Biden compreende isso. Como ele disse ao Congresso: "Se nós realmente quisermos restaurar a alma da América, precisamos proteger o direito sagrado ao voto". Mas os democratas também precisam mudar as coalizões eleitorais dos EUA contemporâneos a seu favor. Para tanto, eles têm de trazer para seu lado um número significativo de pessoas brancas sem educação superior. Em suma, Biden precisa transformar um índice de aprovação decente (pelos padrões de Trump) em um avassalador.

A única esperança de fazer isso, Biden entende, é provar que o governo pode agir com eficácia, no interesse de todos. Ele fez isso com a campanha de vacinação espetacular. E está tentando fazê-lo com seus programas de gastos imediatos e em longo prazo. Eles são de fato enormes.
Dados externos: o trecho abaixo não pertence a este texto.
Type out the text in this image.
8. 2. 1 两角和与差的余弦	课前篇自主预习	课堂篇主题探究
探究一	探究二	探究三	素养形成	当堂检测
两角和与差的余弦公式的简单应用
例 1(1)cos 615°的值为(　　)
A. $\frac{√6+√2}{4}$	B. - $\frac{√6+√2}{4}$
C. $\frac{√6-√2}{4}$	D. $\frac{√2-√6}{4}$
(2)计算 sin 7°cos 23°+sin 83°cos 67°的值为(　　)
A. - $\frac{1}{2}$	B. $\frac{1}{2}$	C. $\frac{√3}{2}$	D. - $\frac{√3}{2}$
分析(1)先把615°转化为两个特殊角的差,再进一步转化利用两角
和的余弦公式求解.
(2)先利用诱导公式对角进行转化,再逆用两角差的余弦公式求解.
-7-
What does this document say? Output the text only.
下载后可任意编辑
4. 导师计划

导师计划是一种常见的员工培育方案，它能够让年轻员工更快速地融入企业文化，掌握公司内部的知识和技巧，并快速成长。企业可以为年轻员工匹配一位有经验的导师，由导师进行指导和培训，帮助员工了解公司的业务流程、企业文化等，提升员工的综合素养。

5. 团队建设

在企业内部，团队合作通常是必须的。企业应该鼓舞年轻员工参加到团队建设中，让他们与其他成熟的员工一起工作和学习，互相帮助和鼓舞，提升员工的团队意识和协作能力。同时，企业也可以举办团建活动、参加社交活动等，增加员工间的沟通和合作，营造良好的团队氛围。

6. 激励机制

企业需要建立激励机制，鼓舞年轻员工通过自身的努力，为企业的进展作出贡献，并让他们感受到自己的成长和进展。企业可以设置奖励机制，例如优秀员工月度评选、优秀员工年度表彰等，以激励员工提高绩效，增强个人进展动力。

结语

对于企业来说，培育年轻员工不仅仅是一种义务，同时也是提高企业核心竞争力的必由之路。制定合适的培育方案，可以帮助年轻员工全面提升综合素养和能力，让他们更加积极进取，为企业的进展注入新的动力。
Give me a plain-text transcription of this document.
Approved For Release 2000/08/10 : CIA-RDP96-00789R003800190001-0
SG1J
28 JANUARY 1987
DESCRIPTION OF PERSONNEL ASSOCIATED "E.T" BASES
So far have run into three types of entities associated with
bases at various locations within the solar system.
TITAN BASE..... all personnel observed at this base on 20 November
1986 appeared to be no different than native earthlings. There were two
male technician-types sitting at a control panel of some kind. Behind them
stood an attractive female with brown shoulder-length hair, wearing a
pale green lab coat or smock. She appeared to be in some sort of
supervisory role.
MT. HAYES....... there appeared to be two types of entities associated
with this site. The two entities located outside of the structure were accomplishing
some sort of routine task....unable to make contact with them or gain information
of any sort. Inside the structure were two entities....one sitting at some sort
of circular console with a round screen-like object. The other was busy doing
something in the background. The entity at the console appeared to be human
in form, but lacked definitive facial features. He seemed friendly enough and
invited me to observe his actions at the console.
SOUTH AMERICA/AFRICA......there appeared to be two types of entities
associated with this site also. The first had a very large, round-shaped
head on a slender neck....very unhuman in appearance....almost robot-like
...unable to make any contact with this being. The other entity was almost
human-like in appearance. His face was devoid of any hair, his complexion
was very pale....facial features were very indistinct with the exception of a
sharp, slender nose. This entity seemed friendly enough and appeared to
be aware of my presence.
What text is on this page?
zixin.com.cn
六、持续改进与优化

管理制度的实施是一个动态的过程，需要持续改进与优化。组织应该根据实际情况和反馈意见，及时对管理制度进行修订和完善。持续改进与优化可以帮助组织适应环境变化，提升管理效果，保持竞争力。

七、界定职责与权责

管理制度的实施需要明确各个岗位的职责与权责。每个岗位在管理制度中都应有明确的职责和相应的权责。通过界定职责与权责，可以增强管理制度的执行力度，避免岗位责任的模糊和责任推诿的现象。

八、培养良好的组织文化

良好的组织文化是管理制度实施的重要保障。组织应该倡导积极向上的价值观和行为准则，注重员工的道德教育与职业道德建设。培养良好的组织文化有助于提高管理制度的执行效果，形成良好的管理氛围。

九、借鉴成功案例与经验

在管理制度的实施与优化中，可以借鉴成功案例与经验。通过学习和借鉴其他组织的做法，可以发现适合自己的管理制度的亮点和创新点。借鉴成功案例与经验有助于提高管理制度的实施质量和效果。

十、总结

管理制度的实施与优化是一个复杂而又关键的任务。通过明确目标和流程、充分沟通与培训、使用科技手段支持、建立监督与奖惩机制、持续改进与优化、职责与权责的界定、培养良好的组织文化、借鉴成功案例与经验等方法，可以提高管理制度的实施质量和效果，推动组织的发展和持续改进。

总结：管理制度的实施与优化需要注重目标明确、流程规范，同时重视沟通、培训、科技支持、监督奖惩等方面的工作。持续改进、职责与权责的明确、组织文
Olivier Blanchard, ex-economista-chefe do FMI, disse ao Global Boardroom do Financial Times na semana passada que o apoio fiscal automático e discricionário representou 12,6% do PIB dos EUA no ano passado e deverá ser 12,8% neste ano. Segundo suas estimativas, isso é três vezes a lacuna de produtividade dos EUA —a diferença entre a produção potencial e a real.

Homem idoso de terno, gesticulando, com bandeira dos EUA atrás dele
O presidente dos Estados Unidos, Joe Biden, em discurso no Capitólio; ao fundo, sua vice, Kamala Harris, e a presidente da Câmara dos Deputados dos EUA, Nancy Pelosi - Melina Mara - 28.abr.21/Xinhua

Esse gasto parece decisivo para gerar um crescimento muito forte em curto prazo. Se tudo correr bem, a produção se expandirá para suprir a demanda, a inflação aumentará modestamente e a economia mudará para um caminho novo, mais dinâmico. Mas se, como disse o ex-secretário do Tesouro Larry Summers ao Economists Exchange do FT, o resultado for um grande salto da inflação e um endurecimento monetário atrasado, uma crise financeira e uma profunda recessão poderão ocorrer antes de 2024, trazendo ao poder Trump, ou pior.

Biden está fazendo apostas enormes, e sabe disso. Não se trata apenas de garantir uma forte recuperação econômica pós-Covid nos EUA. Não se trata apenas de restaurar a posição americana no mundo como aliado e ator em questões cruciais, como o clima. Não se trata só de provar que o governo dos EUA é capaz de fazer coisas importantes. Agora trata-se de proteger o núcleo da democracia —a aceitação pacífica dos resultados eleitorais.

Se isso acontecesse nos EUA, candidatos autocratas em toda parte teriam carta branca para fazer o que quisessem. O perigo é grande, já que os republicanos não são mais um partido democrático normal. Eles são cada vez mais um culto antidemocrático com um candidato a déspota como líder.

Eu espero desesperadamente que Biden tenha êxito. Mas ele fez uma aposta enorme no sucesso de seu programa. Talvez seja a aposta de maior consequência assumida por um líder democrático durante a minha vida. O futuro da democracia está em jogo.